Ms Keneally concluded her concession tweet by congratulating newly-appointed Prime Minister Anthony Albanese, the Labor party and telling her followers a ‘better future for Australia lies ahead’.

Several users on the platform noticed the carefully-worded tweet focused on the loss of Fowler on the party, rather than Ms Keneally herself.

‘In the end, Kristina Keneally is to blame for losing the super safe heartland Labor seat of #Fowler,’ tweeted journalist Troy Bramston, who penned a piece in The Australian on the debacle.

‘But in true Keneally style, she is not to blame, only Labor is – ‘Labor will not claim victory’ …’

The political journalist later told Sky News Australia that it was ultimately a ‘terrible decision’ from Labor.

‘You can’t just parachute someone from the northern suburbs of Sydney to western Sydney,’ he said.

‘It’s a lesson for Labor too; don’t take constituencies for granted.’
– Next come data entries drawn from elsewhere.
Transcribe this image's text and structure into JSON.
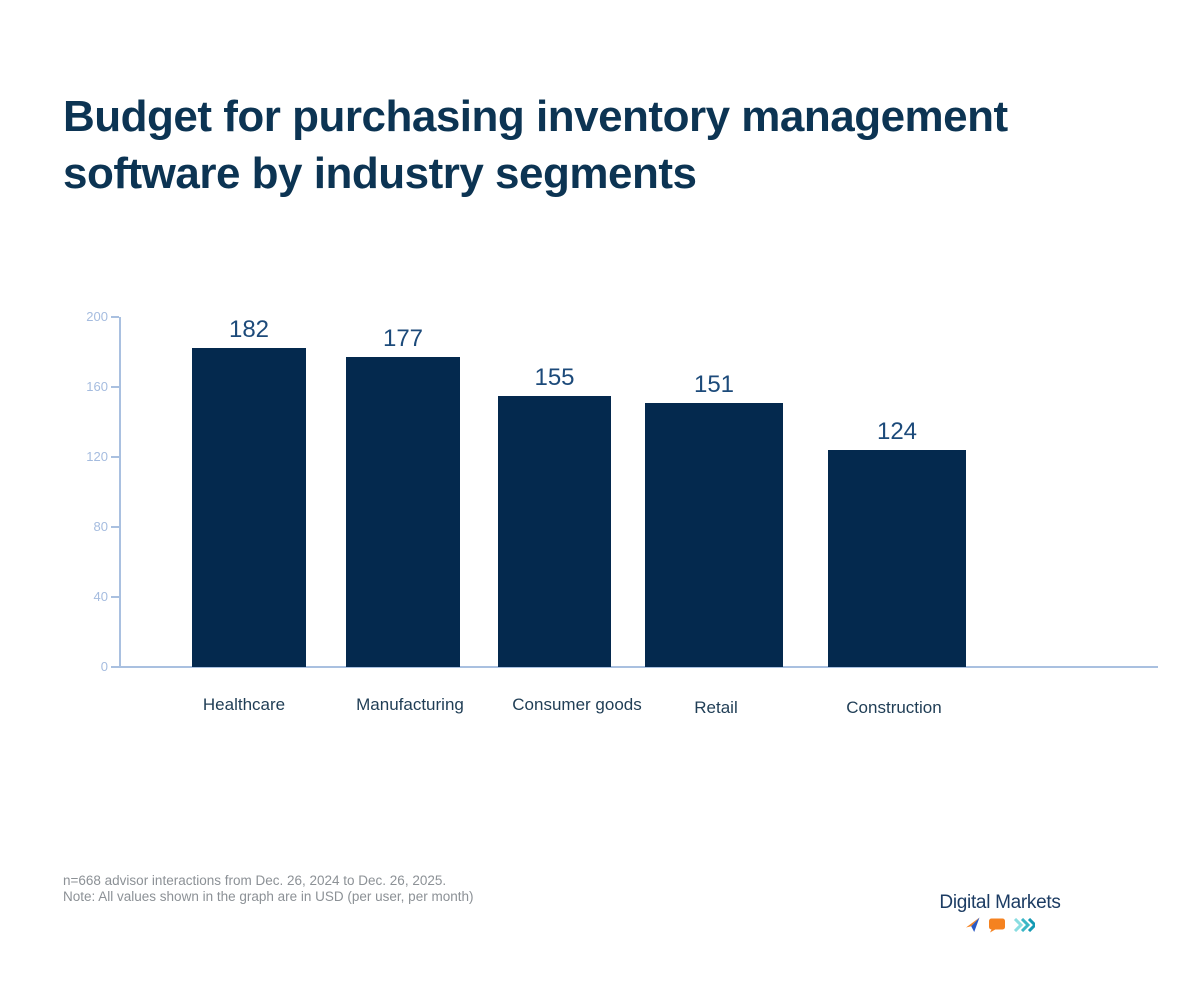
{
  "page_title": "Budget for purchasing inventory management software by industry segments",
  "chart_data": {
    "type": "bar",
    "title": "Budget for purchasing inventory management software by industry segments",
    "categories": [
      "Healthcare",
      "Manufacturing",
      "Consumer goods",
      "Retail",
      "Construction"
    ],
    "values": [
      182,
      177,
      155,
      151,
      124
    ],
    "xlabel": "",
    "ylabel": "",
    "ylim": [
      0,
      200
    ],
    "yticks": [
      0,
      40,
      80,
      120,
      160,
      200
    ],
    "grid": false,
    "legend": "none",
    "value_labels_shown": true,
    "colors": {
      "bar": "#04294e",
      "axis": "#a9c0e0",
      "tick_label": "#a5bcdf",
      "value_label": "#1c4a7a",
      "category_label": "#1f3d55",
      "title": "#0c3453"
    }
  },
  "footer": {
    "line1": "n=668 advisor interactions from Dec. 26, 2024 to Dec. 26, 2025.",
    "line2": "Note: All values shown in the graph are in USD (per user, per month)"
  },
  "logo": {
    "text": "Digital Markets",
    "icons": [
      "send-icon",
      "chat-bubble-icon",
      "fast-forward-icon"
    ],
    "icon_colors": {
      "send_orange": "#f58220",
      "send_blue": "#2b59c3",
      "bubble": "#f58220",
      "chevron_light": "#8adde1",
      "chevron_mid": "#3bb7c6",
      "chevron_dark": "#149ab4"
    }
  }
}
Labor's Katy Gallagher (left) and Kristina Keneally (centre) listen to Penny Wong (centre) as senators paid tribute to the late Senator Kimberley Kitching on Monday, March 28, 2022

Ms Keneally quickly moved back to her mansion on Scotland Island after the election, a luxury enclave only accessible by boat on Sydney’s northern beaches.

She looked sombre when spotted collecting groceries from a boat on Saturday and doing some weekend cleaning on the exclusive island she calls home.

Ms Keneally was alone as she picked up a cardboard box and two full plastic shopping bags – including one from Aldi – at a jetty on Scotland Island at Pittwater on Saturday.

Dressed in a dark jacket and trousers with an orange t-shirt, Ms Keneally carried her haul of groceries back to her house, a three-storey, waterfront property surrounded by dense foliage.

Later Ms Keneally was seen chatting to an unidentified man and cleaning her front balcony in the orange shirt, having removed her jacket.